Se trata, más bien, de la capacidad de la Iglesia de leer lo que Mateo (Mt. 16, 3) llama «los signos de los tiempos», ta semeia ton kairon. ¿Cuáles son estos «signos», que el apóstol opone al vano deseo de conocer los aspectos del cielo? Si la historia es penúltima con respecto al Reino, éste —lo hemos visto— tiene, sin embargo, su lugar primero y ante todo en ella. Vivir el tiempo del mesías exige, pues, la capacidad de leer los signos de su presencia en la historia, de reconocer en su curso la signatura de la economía de la salvación. A los ojos de los Padres —pero también de los filósofos que han reflexionado sobre la filosofía de la historia, que es y sigue siendo (incluso en Marx) una disciplina esencialmente cristiana— la historia se presenta como un campo de tensiones recorrido por dos fuerzas opuestas: la primera —que Pablo, en un famoso y enigmático pasaje de la Segunda carta a los tesalonicenses, llama to catechon— retiene y pospone incesantemente el fin a lo largo del curso lineal y homogéneo del tiempo cronológico; la segunda, poniendo en tensión origen y fin, interrumpe y cumple continuamente el tiempo. Llamemos Ley o Estado a la primera, dedicada a la economía, es decir, al gobierno infinito del mundo; y llamemos mesías o Iglesia a la segunda, cuya economía, como economía de la salvación, es, en cambio, constitutivamente finita. Una comunidad humana sólo puede constituirse y sobrevivir si estas dos polaridades están copresentes, y si se mantiene una tensión y una relación dialéctica entre ellas.

 

Es precisamente esta tensión la que parece agotarse hoy en día. A medida que se debilita y borra la percepción de la economía de la salvación en el tiempo histórico, la economía extiende su dominación ciega e irrisoria sobre todos los aspectos de la vida social. La exigencia escatológica, abandonada por la Iglesia, vuelve bajo una forma secularizada y paródica en los saberes profanos, que, redescubriendo el gesto obsoleto del profeta, anuncia catástrofes irreversibles en todos los ámbitos. El estado de crisis y de excepción permanente que los gobiernos del mundo proclaman por doquier no es sino la parodia secularizada de la incesante actualización del Juicio Final en la historia de la Iglesia. El eclipse de la experiencia mesiánica del cumplimiento de la ley y del tiempo va acompañado de una hipertrofia sin precedentes del derecho, que, pretendiendo legislar sobre todo, traiciona mediante un exceso de legalidad la pérdida de toda legitimidad.
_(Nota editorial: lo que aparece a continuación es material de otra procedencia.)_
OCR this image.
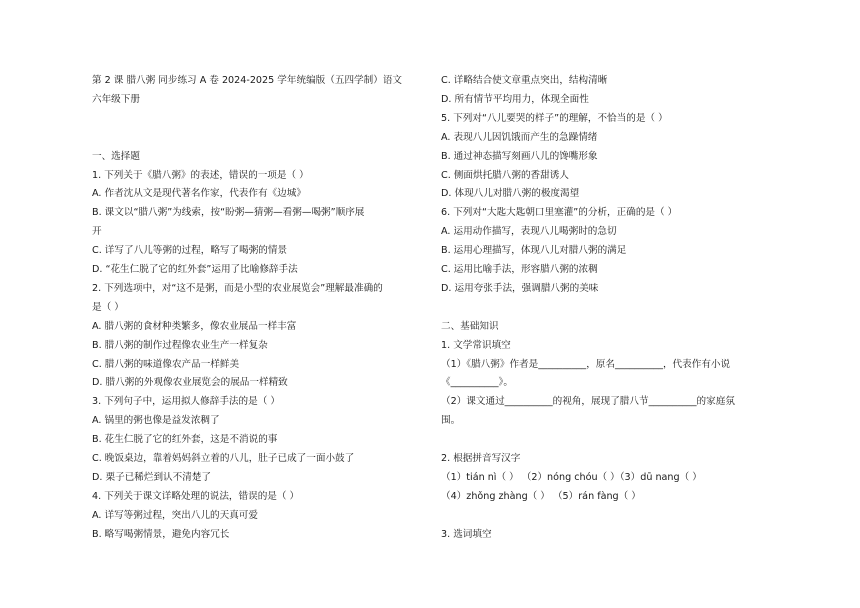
第 2 课 腊八粥 同步练习 A 卷 2024-2025 学年统编版（五四学制）语文
六年级下册
一、选择题
1. 下列关于《腊八粥》的表述，错误的一项是（ ）
A. 作者沈从文是现代著名作家，代表作有《边城》
B. 课文以“腊八粥”为线索，按“盼粥—猜粥—看粥—喝粥”顺序展
开
C. 详写了八儿等粥的过程，略写了喝粥的情景
D. “花生仁脱了它的红外套”运用了比喻修辞手法
2. 下列选项中，对“这不是粥，而是小型的农业展览会”理解最准确的
是（ ）
A. 腊八粥的食材种类繁多，像农业展品一样丰富
B. 腊八粥的制作过程像农业生产一样复杂
C. 腊八粥的味道像农产品一样鲜美
D. 腊八粥的外观像农业展览会的展品一样精致
3. 下列句子中，运用拟人修辞手法的是（ ）
A. 锅里的粥也像是益发浓稠了
B. 花生仁脱了它的红外套，这是不消说的事
C. 晚饭桌边，靠着妈妈斜立着的八儿，肚子已成了一面小鼓了
D. 栗子已稀烂到认不清楚了
4. 下列关于课文详略处理的说法，错误的是（ ）
A. 详写等粥过程，突出八儿的天真可爱
B. 略写喝粥情景，避免内容冗长
C. 详略结合使文章重点突出，结构清晰
D. 所有情节平均用力，体现全面性
5. 下列对“八儿要哭的样子”的理解，不恰当的是（ ）
A. 表现八儿因饥饿而产生的急躁情绪
B. 通过神态描写刻画八儿的馋嘴形象
C. 侧面烘托腊八粥的香甜诱人
D. 体现八儿对腊八粥的极度渴望
6. 下列对“大匙大匙朝口里塞灌”的分析，正确的是（ ）
A. 运用动作描写，表现八儿喝粥时的急切
B. 运用心理描写，体现八儿对腊八粥的满足
C. 运用比喻手法，形容腊八粥的浓稠
D. 运用夸张手法，强调腊八粥的美味
二、基础知识
1. 文学常识填空
（1）《腊八粥》作者是__________，原名__________，代表作有小说
《__________》。
（2）课文通过__________的视角，展现了腊八节__________的家庭氛
围。
2. 根据拼音写汉字
（1）tián nì（ ） （2）nóng chóu（ ）（3）dū nang（ ）
（4）zhǒng zhàng（ ） （5）rán fàng（ ）
3. 选词填空
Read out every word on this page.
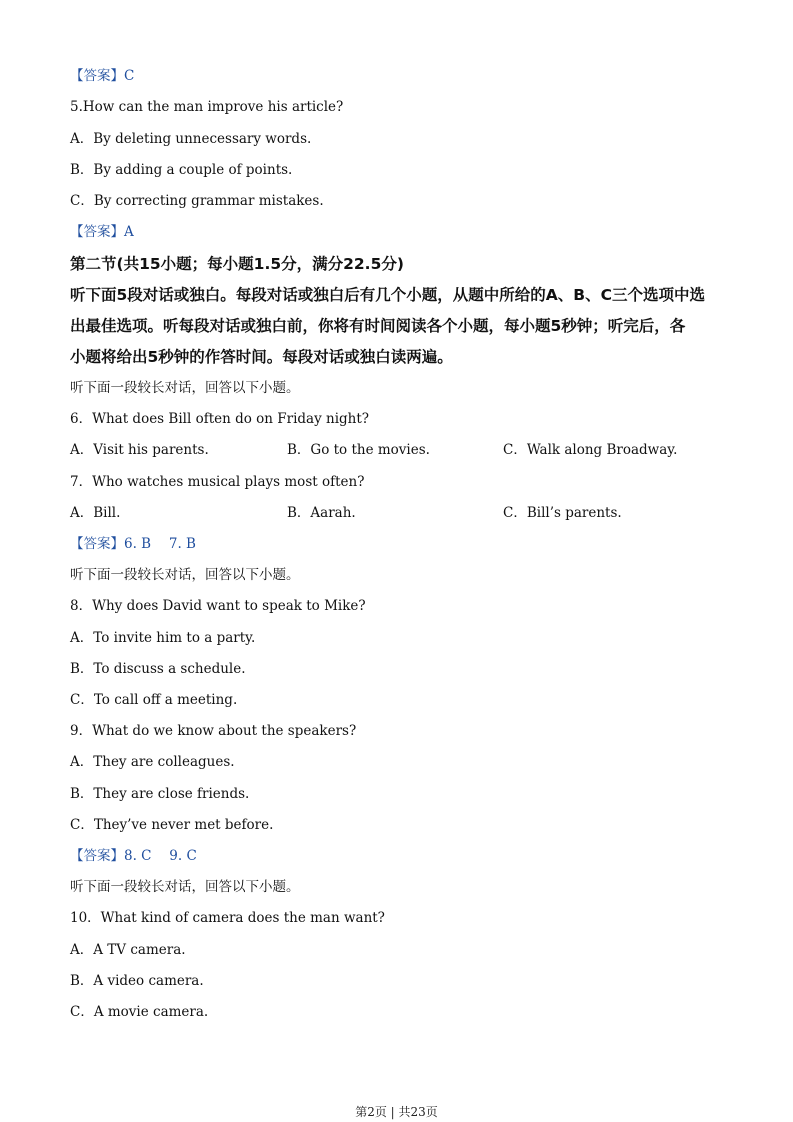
【答案】C
5.How can the man improve his article?
A．By deleting unnecessary words.
B．By adding a couple of points.
C．By correcting grammar mistakes.
【答案】A
第二节(共15小题；每小题1.5分，满分22.5分)
听下面5段对话或独白。每段对话或独白后有几个小题，从题中所给的A、B、C三个选项中选
出最佳选项。听每段对话或独白前，你将有时间阅读各个小题，每小题5秒钟；听完后，各
小题将给出5秒钟的作答时间。每段对话或独白读两遍。
听下面一段较长对话，回答以下小题。
6．What does Bill often do on Friday night?
A．Visit his parents.	B．Go to the movies.	C．Walk along Broadway.
7．Who watches musical plays most often?
A．Bill.	B．Aarah.	C．Bill’s parents.
【答案】6. B　 7. B
听下面一段较长对话，回答以下小题。
8．Why does David want to speak to Mike?
A．To invite him to a party.
B．To discuss a schedule.
C．To call off a meeting.
9．What do we know about the speakers?
A．They are colleagues.
B．They are close friends.
C．They’ve never met before.
【答案】8. C　 9. C
听下面一段较长对话，回答以下小题。
10．What kind of camera does the man want?
A．A TV camera.
B．A video camera.
C．A movie camera.
第2页 | 共23页
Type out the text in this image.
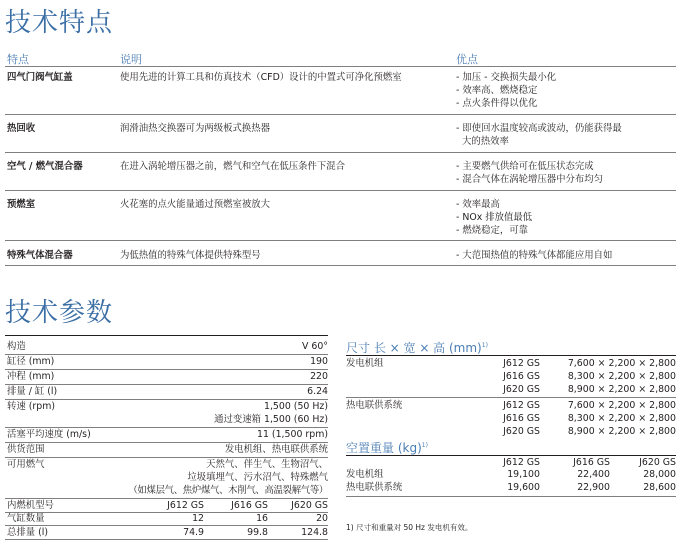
技术特点
特点	说明	优点
四气门阀气缸盖	使用先进的计算工具和仿真技术（CFD）设计的中置式可净化预燃室	- 加压 - 交换损失最小化
- 效率高、燃烧稳定
- 点火条件得以优化
热回收	润滑油热交换器可为两级板式换热器	- 即使回水温度较高或波动，仍能获得最
大的热效率
空气 / 燃气混合器	在进入涡轮增压器之前，燃气和空气在低压条件下混合	- 主要燃气供给可在低压状态完成
- 混合气体在涡轮增压器中分布均匀
预燃室	火花塞的点火能量通过预燃室被放大	- 效率最高
- NOx 排放值最低
- 燃烧稳定，可靠
特殊气体混合器	为低热值的特殊气体提供特殊型号	- 大范围热值的特殊气体都能应用自如
技术参数
构造	V 60°
缸径 (mm)	190
冲程 (mm)	220
排量 / 缸 (l)	6.24
转速 (rpm)	1,500 (50 Hz)
通过变速箱 1,500 (60 Hz)
活塞平均速度 (m/s)	11 (1,500 rpm)
供货范围	发电机组、热电联供系统
可用燃气	天然气、伴生气、生物沼气、
垃圾填埋气、污水沼气、特殊燃气
（如煤层气、焦炉煤气、木削气、高温裂解气等）
内燃机型号	J612 GS	J616 GS	J620 GS
气缸数量	12	16	20
总排量 (l)	74.9	99.8	124.8
尺寸 长 × 宽 × 高 (mm)$^{1)}$
发电机组	J612 GS	7,600 × 2,200 × 2,800
J616 GS	8,300 × 2,200 × 2,800
J620 GS	8,900 × 2,200 × 2,800
热电联供系统	J612 GS	7,600 × 2,200 × 2,800
J616 GS	8,300 × 2,200 × 2,800
J620 GS	8,900 × 2,200 × 2,800
空置重量 (kg)$^{1)}$
J612 GS	J616 GS	J620 GS
发电机组	19,100	22,400	28,000
热电联供系统	19,600	22,900	28,600
1) 尺寸和重量对 50 Hz 发电机有效。
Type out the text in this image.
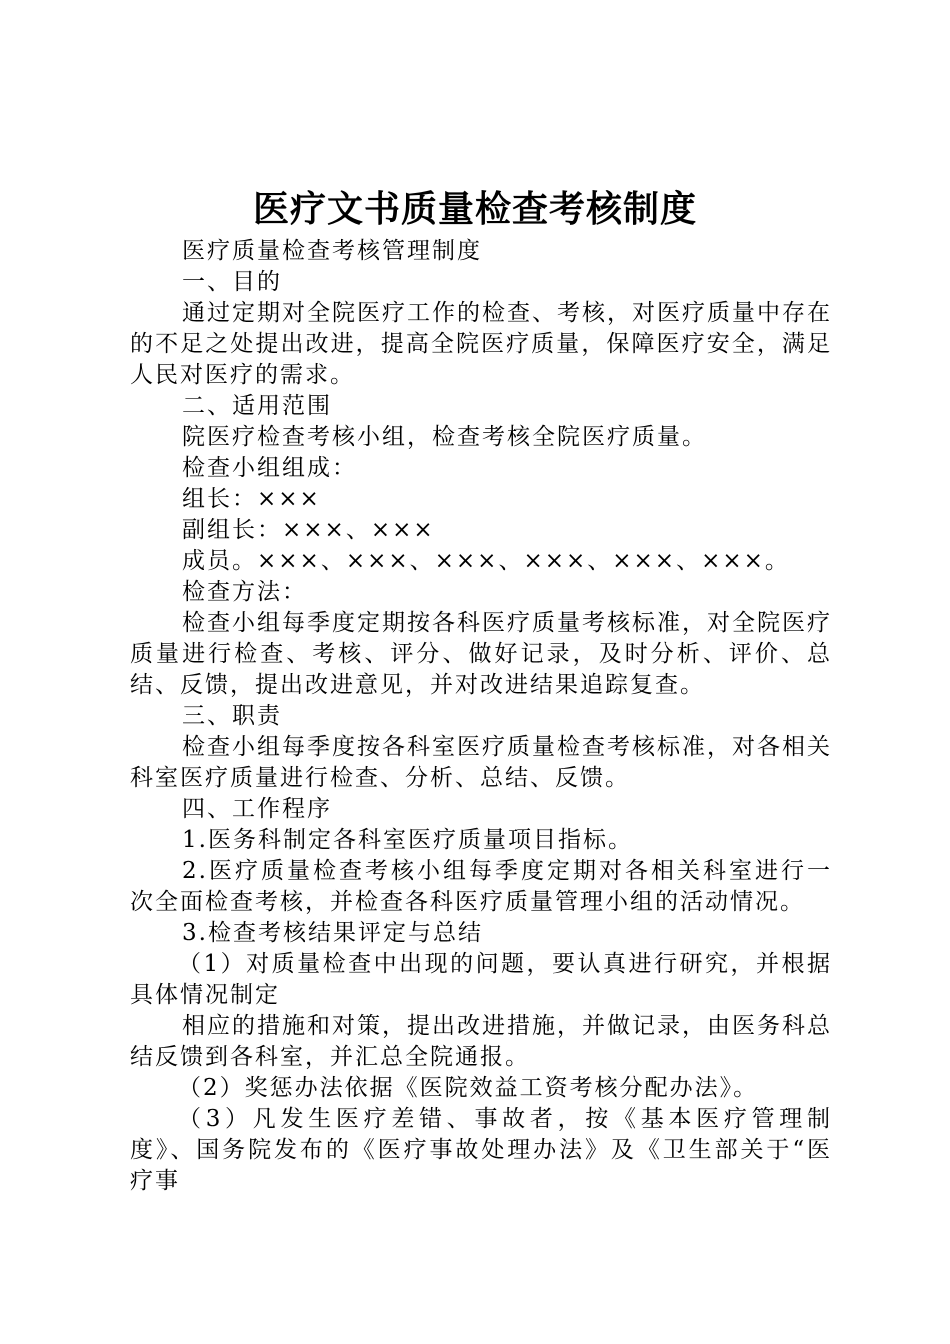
医疗文书质量检查考核制度

医疗质量检查考核管理制度

一、目的

通过定期对全院医疗工作的检查、考核，对医疗质量中存在的不足之处提出改进，提高全院医疗质量，保障医疗安全，满足人民对医疗的需求。

二、适用范围

院医疗检查考核小组，检查考核全院医疗质量。

检查小组组成：

组长：×××

副组长：×××、×××

成员。×××、×××、×××、×××、×××、×××。

检查方法：

检查小组每季度定期按各科医疗质量考核标准，对全院医疗质量进行检查、考核、评分、做好记录，及时分析、评价、总结、反馈，提出改进意见，并对改进结果追踪复查。

三、职责

检查小组每季度按各科室医疗质量检查考核标准，对各相关科室医疗质量进行检查、分析、总结、反馈。

四、工作程序

1.医务科制定各科室医疗质量项目指标。

2.医疗质量检查考核小组每季度定期对各相关科室进行一次全面检查考核，并检查各科医疗质量管理小组的活动情况。

3.检查考核结果评定与总结

（1）对质量检查中出现的问题，要认真进行研究，并根据具体情况制定

相应的措施和对策，提出改进措施，并做记录，由医务科总结反馈到各科室，并汇总全院通报。

（2）奖惩办法依据《医院效益工资考核分配办法》。

（3）凡发生医疗差错、事故者，按《基本医疗管理制度》、国务院发布的《医疗事故处理办法》及《卫生部关于“医疗事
Lo digo aquí y ahora midiendo mis palabras: hoy no hay ningún poder legítimo en la tierra y los propios poderosos del mundo están convencidos de ilegitimidad. La juridificación y la economización integral de las relaciones humanas, la confusión entre lo que podemos creer, esperar y amar y lo que estamos obligados a hacer o no hacer, a decir o no decir, marca no sólo la crisis del derecho y de los Estados, sino también y sobre todo la de la Iglesia. Porque la Iglesia sólo puede vivir como institución manteniéndose en relación inmediata con su propio fin. Y —no hay que olvidarlo— según la teología cristiana, sólo hay una institución jurídica que no conoce interrupción ni fin: el infierno. El modelo de la política actual, que pretende una economía infinita del mundo, es, pues, propiamente infernal. Y si la Iglesia rompe su relación original con la paroikia, sólo podrá perderse en el tiempo.
Por eso, la pregunta que he venido a plantearles, sin tener para ello más autoridad que la obstinada costumbre de leer los signos del tiempo, es la siguiente: ¿se decidirá por fin la Iglesia a captar su oportunidad histórica y a redescubrir su vocación mesiánica? El riesgo, en caso contrario, es que se vea arrastrada a la ruina que amenaza a todos los gobiernos e instituciones de la tierra.